CRII: CIF: Data compression with low distortion and finite blocklength

CRII：CIF：低失真和有限块长度的数据压缩

• 批准号: 1566567
• 负责人: Victoria Kostina
• 金额: $ 17.5万
• 依托单位: California Institute of Technology
• 依托单位国家: 美国
• 项目类别: Standard Grant
• 财政年份: 2016
• 资助国家: 美国
• 起止时间: 2016-05-01 至 2018-04-30
• 项目状态: 已结题
• 来源: https://www.nsf.gov/awardsearch/showAward?AWD_ID=1566567&HistoricalAwards=false
• 关键词: CRII; CIF; Data; compression; low

The quality of data compression systems is gauged by an appropriately defined distortion measure between the input and the output, by the amount (rate) of communication expended by the system, and also by the delay due to coding.
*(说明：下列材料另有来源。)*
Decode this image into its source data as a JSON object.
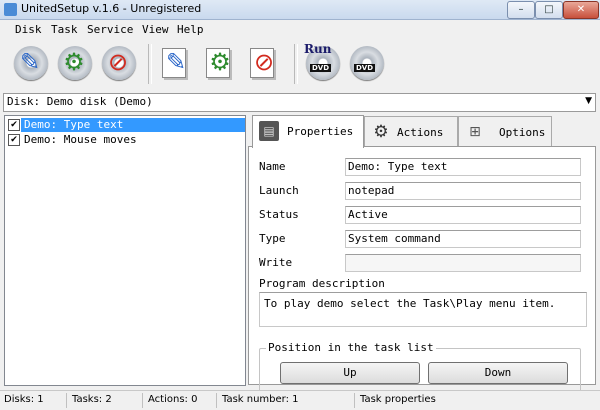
{
  "window": {
    "title": "UnitedSetup v.1.6 - Unregistered",
    "controls": {
      "minimize": "–",
      "maximize": "□",
      "close": "✕"
    }
  },
  "menu": [
    "Disk",
    "Task",
    "Service",
    "View",
    "Help"
  ],
  "toolbar": {
    "buttons": [
      {
        "icon": "new-disk-icon"
      },
      {
        "icon": "disk-settings-icon"
      },
      {
        "icon": "delete-disk-icon"
      },
      {
        "icon": "new-task-icon"
      },
      {
        "icon": "task-settings-icon"
      },
      {
        "icon": "delete-task-icon"
      },
      {
        "icon": "run-dvd-icon",
        "label": "Run",
        "badge": "DVD"
      },
      {
        "icon": "burn-dvd-icon",
        "badge": "DVD"
      }
    ]
  },
  "disk_selector": {
    "value": "Disk: Demo disk (Demo)"
  },
  "tasks": [
    {
      "label": "Demo: Type text",
      "checked": true,
      "selected": true
    },
    {
      "label": "Demo: Mouse moves",
      "checked": true,
      "selected": false
    }
  ],
  "tabs": [
    {
      "label": "Properties",
      "icon": "properties-icon",
      "active": true
    },
    {
      "label": "Actions",
      "icon": "actions-gear-icon",
      "active": false
    },
    {
      "label": "Options",
      "icon": "options-icon",
      "active": false
    }
  ],
  "properties": {
    "fields": [
      {
        "label": "Name",
        "value": "Demo: Type text"
      },
      {
        "label": "Launch",
        "value": "notepad"
      },
      {
        "label": "Status",
        "value": "Active"
      },
      {
        "label": "Type",
        "value": "System command"
      },
      {
        "label": "Write",
        "value": ""
      }
    ],
    "description_label": "Program description",
    "description": "To play demo select the Task\\Play menu item.",
    "position_group": {
      "legend": "Position in the task list",
      "up": "Up",
      "down": "Down"
    }
  },
  "status_bar": {
    "disks": "Disks: 1",
    "tasks": "Tasks: 2",
    "actions": "Actions: 0",
    "task_number": "Task number: 1",
    "panel": "Task properties"
  },
  "colors": {
    "selection": "#3399ff",
    "title_gradient_top": "#dfe9f5",
    "close_button": "#c8503c"
  }
}
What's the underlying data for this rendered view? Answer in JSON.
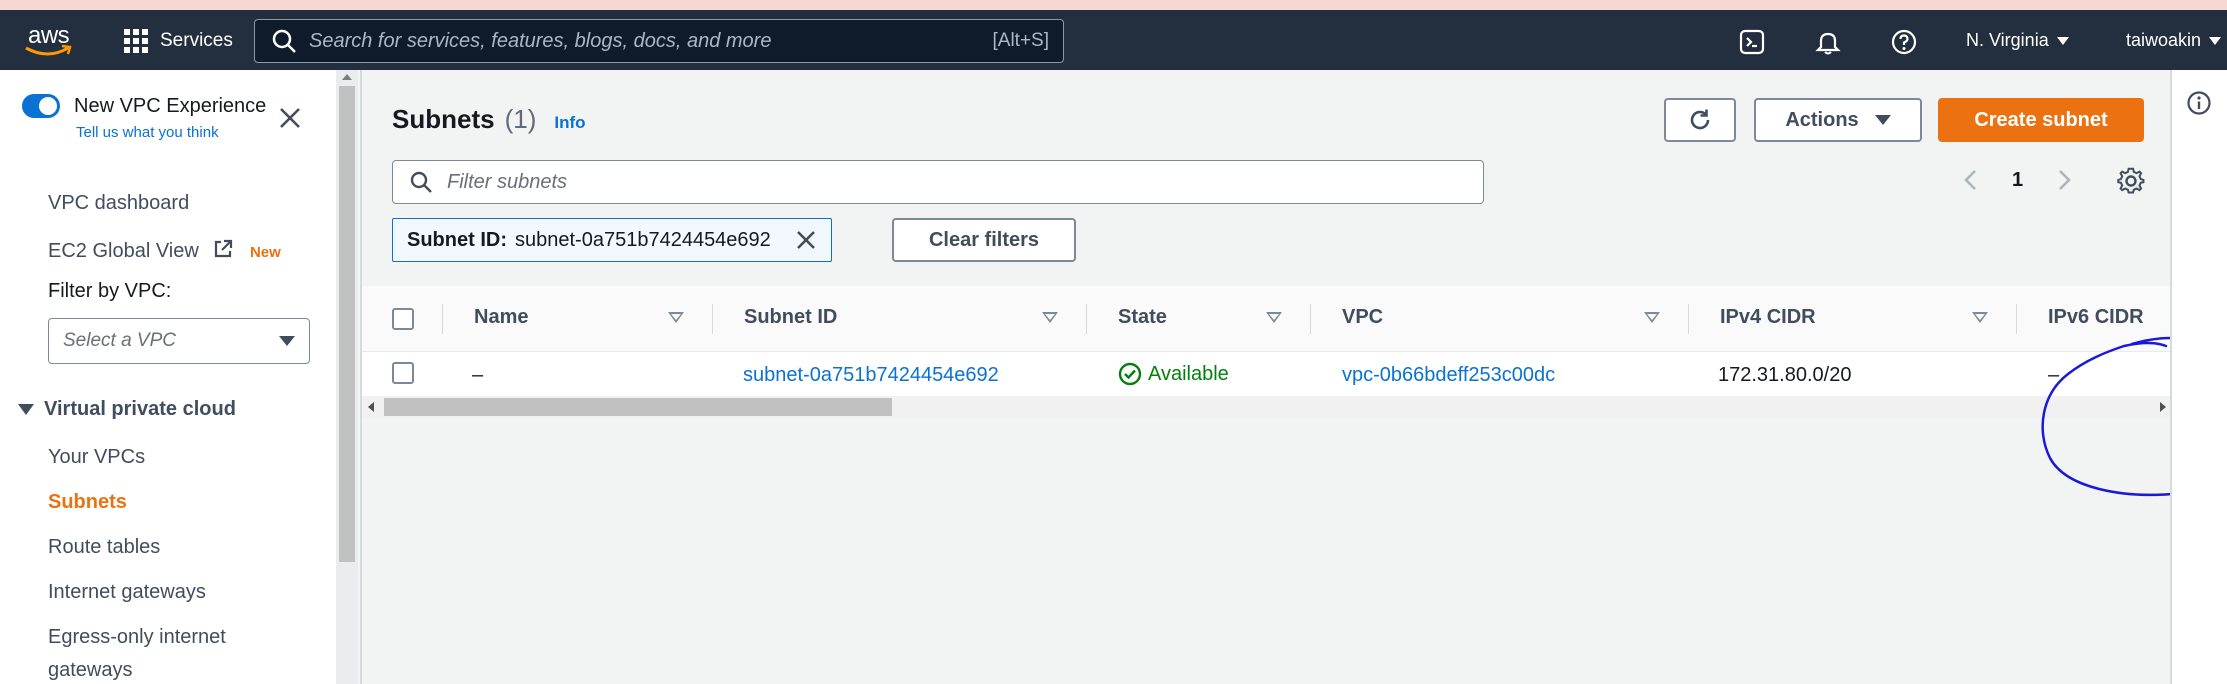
{
  "topnav": {
    "logo_text": "aws",
    "services_label": "Services",
    "search_placeholder": "Search for services, features, blogs, docs, and more",
    "search_shortcut": "[Alt+S]",
    "region": "N. Virginia",
    "user": "taiwoakin"
  },
  "sidebar": {
    "toggle_label": "New VPC Experience",
    "feedback_link": "Tell us what you think",
    "items": [
      {
        "label": "VPC dashboard"
      },
      {
        "label": "EC2 Global View",
        "badge": "New"
      },
      {
        "label": "Your VPCs"
      },
      {
        "label": "Subnets"
      },
      {
        "label": "Route tables"
      },
      {
        "label": "Internet gateways"
      },
      {
        "label": "Egress-only internet"
      },
      {
        "label": "gateways"
      }
    ],
    "filter_label": "Filter by VPC:",
    "filter_placeholder": "Select a VPC",
    "section_title": "Virtual private cloud"
  },
  "main": {
    "title": "Subnets",
    "count": "(1)",
    "info_link": "Info",
    "actions_label": "Actions",
    "create_label": "Create subnet",
    "filter_placeholder": "Filter subnets",
    "page_number": "1",
    "token_key": "Subnet ID:",
    "token_value": "subnet-0a751b7424454e692",
    "clear_filters_label": "Clear filters",
    "columns": [
      "Name",
      "Subnet ID",
      "State",
      "VPC",
      "IPv4 CIDR",
      "IPv6 CIDR"
    ],
    "rows": [
      {
        "name": "–",
        "subnet_id": "subnet-0a751b7424454e692",
        "state": "Available",
        "vpc": "vpc-0b66bdeff253c00dc",
        "ipv4_cidr": "172.31.80.0/20",
        "ipv6_cidr": "–"
      }
    ]
  },
  "colors": {
    "nav_bg": "#232f3e",
    "accent_orange": "#ec7211",
    "link_blue": "#0972d3",
    "success_green": "#037f0c",
    "annotation_blue": "#1a1ad6"
  }
}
Ideally, one would like to transmit at as low data rate as possible, while reconstructing with good fidelity, and suffering only a short delay. All three goals cannot be met at the same time; rather, there exists a fundamental distortion-rate-delay trade-off, unbreachable by any technology. This project aims to advance the state of the art in the understanding of that fundamental trade-off. Its intellectual impact fuses theoretical interest in coverings of space with practical considerations of lossy source coding. The project is expected to generate mathematical tools to study efficient multidimensional coverings of space, and suggest simple and efficient coding schemes informing further technological progress in high definition content delivery.The key to the proposed technical approach is a rigorous analysis of high resolution lossy data compression. In that regime, the data is compressed with low distortion at the expense of a high rate. The most relevant regime in many practical data compression scenarios, it also lends itself to analysis more easily than the general case, giving rise to explicit, computable formulas that provide valuable insights into the design of practical data compressors. Leveraging the simplifications afforded by the high resolution assumption, the project is expected to provide approximations to the optimal finite blocklength trade-offs and suggests simple coding schemes that achieve them in such analytically challenging scenarios as universal lossy data compression, lossy data compression of sources with memory, and multiterminal lossy data compression. In addition to the planned research activities, the project includes curricular development, graduate student mentoring, and outreach to undergraduates and under-represented minorities.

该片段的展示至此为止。